Ich empfehle Ihnen nicht, diesen Ordnungsantrag zu unterstützen, weil wir es uns auch nicht erlauben können, jetzt mit diesem Freihandelsabkommen eine weitere zeitliche Aufschiebung gegenüber Korea in Kauf zu nehmen, auch nicht gegenüber Korea/Efta. Bezüglich EU werden wir keine Schwierigkeiten haben, das kann ich Ihnen aus landwirtschaftlicher Sicht sagen. Es ist so, dass dieses Freihandelsabkommen zwischen Korea und der Efta mit der Schweiz eine gute Lösung ist, und ich bin mir nicht sicher, wie sich Korea nachher stellen wird, wenn wir weiter warten. Wir wissen, dass die USA und Korea jetzt ein Freihandelsabkommen, ein bilaterales Abkommen, aufgleisen, und das wird für uns sicher kein Vorteil sein, wenn wir im Nachhinein nochmals neue Verhandlungen mit Korea aufnehmen müssen.
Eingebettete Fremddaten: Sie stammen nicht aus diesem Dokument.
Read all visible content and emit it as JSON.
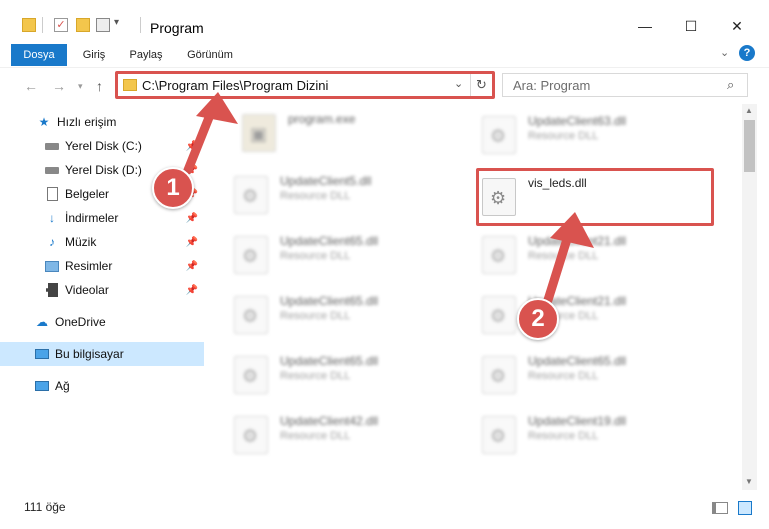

Was das Sortenschutzgesetz betrifft, erachte ich dieses als ein separates Geschäft, das nicht mit diesem Freihandelsabkommen in Verbindung gebracht werden kann.
Ich empfehle Ihnen, den Ordnungsantrag abzulehnen und auch die Minderheitsanträge nicht zu unterstützen, also diesem Freihandelsabkommen zuzustimmen.